A Day for Closing Short Positions

If you've been short recently, and I certainly hope you've been, today may have been a good day to unwind and take profits. I closed the last of my short positions late in the day when it became apparent that a Graveyard Doji was forming on the S&P 500.

For those new to Japanese Candlestick analysis, a Graveyard Doji is formed on a day where the price opens AND closes at or near the low of the day with a big intraday move higher. In a downtrend this is deemed a possible bullish reversal. It does require a confirmation the next day and in and of itself is not always worthy of using as the basis of a trade.

However, there were other factors that led me to close out all my shorts. Pull up a daily chart of the S&P and you can see a potential higher low might be carving itself out on the MACD Histogram while the S&P might be heading to a lower low. Such a Histogram divergence will often presage a major reversal and would be very bullish in the near term. These are good signals for profitable shorts to be prudent and lock in profits before the "pucker factor" gets too high.
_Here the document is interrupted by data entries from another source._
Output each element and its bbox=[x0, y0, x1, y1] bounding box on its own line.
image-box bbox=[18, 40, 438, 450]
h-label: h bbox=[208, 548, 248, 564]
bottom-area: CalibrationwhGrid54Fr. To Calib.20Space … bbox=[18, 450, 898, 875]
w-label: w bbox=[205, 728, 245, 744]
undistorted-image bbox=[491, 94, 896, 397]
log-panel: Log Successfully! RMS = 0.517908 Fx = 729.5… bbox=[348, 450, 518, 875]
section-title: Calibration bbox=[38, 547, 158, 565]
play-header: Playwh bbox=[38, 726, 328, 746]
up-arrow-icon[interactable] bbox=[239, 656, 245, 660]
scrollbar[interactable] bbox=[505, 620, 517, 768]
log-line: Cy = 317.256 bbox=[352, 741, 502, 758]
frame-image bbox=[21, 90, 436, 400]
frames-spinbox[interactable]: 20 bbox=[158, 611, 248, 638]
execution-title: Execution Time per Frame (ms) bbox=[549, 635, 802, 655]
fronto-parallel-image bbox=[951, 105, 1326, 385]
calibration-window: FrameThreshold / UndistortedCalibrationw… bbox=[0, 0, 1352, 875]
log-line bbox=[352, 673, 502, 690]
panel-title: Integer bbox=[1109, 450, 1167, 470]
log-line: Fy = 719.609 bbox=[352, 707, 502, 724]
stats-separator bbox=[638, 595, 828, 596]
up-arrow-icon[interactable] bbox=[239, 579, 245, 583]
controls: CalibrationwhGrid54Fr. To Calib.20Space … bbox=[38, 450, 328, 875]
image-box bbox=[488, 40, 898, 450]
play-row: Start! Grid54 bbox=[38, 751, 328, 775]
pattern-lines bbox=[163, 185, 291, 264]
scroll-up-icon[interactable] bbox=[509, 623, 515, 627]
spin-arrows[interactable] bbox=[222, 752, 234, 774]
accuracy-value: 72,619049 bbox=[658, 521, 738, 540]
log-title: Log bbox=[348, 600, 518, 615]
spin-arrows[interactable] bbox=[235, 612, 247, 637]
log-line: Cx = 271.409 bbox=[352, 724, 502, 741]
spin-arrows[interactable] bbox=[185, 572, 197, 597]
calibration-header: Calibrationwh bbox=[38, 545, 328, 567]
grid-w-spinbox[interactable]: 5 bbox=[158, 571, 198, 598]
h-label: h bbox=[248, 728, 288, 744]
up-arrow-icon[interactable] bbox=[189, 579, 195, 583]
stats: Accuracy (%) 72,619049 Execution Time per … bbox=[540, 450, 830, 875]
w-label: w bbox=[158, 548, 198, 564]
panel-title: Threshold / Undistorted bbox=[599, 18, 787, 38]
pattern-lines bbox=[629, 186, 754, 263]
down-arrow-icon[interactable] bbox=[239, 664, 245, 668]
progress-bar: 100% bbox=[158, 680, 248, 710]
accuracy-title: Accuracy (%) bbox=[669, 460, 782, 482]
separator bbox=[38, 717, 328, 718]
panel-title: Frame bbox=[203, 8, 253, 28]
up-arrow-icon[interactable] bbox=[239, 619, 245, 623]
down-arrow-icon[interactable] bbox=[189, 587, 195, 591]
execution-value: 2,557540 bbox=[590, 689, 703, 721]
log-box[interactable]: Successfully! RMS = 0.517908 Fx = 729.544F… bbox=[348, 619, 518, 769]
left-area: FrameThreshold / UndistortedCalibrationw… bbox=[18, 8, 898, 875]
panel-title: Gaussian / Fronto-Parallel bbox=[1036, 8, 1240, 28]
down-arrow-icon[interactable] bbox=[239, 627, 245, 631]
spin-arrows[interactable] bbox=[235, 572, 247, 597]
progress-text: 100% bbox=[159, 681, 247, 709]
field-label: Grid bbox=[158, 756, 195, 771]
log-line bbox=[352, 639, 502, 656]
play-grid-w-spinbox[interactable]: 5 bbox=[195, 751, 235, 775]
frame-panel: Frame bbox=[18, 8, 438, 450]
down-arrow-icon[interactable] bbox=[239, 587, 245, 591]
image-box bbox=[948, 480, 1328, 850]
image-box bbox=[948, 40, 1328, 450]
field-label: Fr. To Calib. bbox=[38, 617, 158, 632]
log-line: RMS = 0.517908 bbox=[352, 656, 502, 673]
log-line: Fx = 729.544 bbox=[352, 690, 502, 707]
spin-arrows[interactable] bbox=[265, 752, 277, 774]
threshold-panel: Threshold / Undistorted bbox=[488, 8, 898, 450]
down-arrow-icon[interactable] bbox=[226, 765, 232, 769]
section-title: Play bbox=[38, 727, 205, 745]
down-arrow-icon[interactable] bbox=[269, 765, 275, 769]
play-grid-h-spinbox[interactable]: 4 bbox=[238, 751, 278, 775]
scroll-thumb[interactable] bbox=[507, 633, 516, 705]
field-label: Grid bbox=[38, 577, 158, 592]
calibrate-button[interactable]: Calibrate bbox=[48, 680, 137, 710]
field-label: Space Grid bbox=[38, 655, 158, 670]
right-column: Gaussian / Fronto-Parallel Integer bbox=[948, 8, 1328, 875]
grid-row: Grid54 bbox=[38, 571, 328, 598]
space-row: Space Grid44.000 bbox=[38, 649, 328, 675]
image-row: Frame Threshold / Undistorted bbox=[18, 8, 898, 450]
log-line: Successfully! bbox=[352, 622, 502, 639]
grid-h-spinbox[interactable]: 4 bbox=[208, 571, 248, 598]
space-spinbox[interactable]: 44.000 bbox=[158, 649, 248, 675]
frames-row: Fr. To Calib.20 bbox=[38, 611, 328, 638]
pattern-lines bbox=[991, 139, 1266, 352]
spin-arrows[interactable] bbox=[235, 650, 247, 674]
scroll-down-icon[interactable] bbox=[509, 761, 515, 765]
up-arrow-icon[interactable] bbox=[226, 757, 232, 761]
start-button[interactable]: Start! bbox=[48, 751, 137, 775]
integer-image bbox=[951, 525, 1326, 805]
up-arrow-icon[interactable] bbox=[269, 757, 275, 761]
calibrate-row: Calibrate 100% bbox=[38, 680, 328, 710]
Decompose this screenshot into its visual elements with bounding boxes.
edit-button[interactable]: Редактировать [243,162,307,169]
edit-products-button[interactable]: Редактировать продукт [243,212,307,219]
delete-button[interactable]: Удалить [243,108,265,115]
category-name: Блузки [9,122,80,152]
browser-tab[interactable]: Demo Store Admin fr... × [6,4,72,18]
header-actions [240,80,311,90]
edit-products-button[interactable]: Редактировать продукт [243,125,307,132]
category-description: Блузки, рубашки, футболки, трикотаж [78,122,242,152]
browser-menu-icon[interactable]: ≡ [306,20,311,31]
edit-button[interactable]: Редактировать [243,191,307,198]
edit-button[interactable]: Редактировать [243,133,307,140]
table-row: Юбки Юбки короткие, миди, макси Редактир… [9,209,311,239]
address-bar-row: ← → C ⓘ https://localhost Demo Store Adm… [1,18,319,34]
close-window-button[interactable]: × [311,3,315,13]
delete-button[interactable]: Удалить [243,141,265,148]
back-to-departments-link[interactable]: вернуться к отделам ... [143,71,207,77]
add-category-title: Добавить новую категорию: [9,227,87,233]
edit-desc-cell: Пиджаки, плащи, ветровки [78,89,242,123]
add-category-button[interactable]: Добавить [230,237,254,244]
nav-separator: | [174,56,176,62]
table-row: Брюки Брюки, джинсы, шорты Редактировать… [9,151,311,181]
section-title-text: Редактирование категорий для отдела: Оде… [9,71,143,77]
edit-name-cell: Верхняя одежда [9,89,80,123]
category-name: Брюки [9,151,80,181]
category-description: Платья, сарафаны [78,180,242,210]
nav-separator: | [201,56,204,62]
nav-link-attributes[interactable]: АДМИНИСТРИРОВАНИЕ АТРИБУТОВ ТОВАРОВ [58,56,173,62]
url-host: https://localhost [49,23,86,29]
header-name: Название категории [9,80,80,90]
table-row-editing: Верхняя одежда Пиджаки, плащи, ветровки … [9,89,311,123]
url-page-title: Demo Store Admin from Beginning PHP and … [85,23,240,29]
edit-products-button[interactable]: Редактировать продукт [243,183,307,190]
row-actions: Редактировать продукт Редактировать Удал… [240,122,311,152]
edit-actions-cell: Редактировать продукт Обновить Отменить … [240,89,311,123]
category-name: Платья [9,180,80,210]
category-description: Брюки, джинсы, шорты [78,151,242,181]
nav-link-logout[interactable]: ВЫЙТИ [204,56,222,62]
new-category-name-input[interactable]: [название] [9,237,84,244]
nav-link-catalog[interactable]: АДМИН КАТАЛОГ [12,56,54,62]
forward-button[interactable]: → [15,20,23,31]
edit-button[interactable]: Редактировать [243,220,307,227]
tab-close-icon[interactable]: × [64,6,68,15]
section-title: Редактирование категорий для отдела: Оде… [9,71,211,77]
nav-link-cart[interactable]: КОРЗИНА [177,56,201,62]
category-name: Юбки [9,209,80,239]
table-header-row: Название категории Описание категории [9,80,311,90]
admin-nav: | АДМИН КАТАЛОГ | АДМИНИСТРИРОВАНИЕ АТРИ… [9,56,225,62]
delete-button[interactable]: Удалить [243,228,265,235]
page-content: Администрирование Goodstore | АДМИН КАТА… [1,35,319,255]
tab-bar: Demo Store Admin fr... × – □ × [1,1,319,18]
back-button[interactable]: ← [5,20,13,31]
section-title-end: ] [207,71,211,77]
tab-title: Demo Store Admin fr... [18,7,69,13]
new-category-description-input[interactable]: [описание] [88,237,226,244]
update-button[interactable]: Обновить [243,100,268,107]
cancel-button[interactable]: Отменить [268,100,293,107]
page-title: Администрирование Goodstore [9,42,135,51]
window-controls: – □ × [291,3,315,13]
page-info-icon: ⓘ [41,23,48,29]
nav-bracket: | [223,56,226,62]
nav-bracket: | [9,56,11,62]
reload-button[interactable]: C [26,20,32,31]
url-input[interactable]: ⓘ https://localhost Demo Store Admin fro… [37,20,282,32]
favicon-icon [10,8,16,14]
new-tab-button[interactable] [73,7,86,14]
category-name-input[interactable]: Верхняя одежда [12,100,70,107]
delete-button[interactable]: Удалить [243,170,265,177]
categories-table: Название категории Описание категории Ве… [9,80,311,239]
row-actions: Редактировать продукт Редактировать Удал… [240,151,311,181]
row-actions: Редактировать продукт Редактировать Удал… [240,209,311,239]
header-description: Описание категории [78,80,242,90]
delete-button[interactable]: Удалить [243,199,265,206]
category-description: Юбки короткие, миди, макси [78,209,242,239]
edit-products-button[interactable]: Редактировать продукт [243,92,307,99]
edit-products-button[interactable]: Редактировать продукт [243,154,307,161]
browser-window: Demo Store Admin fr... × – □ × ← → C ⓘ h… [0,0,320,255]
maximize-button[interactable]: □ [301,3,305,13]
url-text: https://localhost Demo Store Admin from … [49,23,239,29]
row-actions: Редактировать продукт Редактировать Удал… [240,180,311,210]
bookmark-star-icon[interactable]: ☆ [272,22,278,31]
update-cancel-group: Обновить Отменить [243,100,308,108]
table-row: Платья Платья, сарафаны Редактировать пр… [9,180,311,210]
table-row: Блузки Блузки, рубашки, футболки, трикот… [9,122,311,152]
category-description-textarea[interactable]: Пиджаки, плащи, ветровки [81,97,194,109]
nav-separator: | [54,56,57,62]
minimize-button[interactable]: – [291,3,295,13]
My thesis is the market will make a lower low in the next two weeks (with divergences as we are highly, highly oversold) to complete this leg down with a subsequent rally to retest the neckline of the Head and Shoulders pattern. After that rally is complete we should return to the primary downtrend.

Although I believe a short-term reversal to be imminent, there's no way on God's green Earth I'm going long until I see a LOT more confirmation. And even then, it would be a small, tight trade since it would be against the primary trend. Trade safely always. Talk to you all again soon!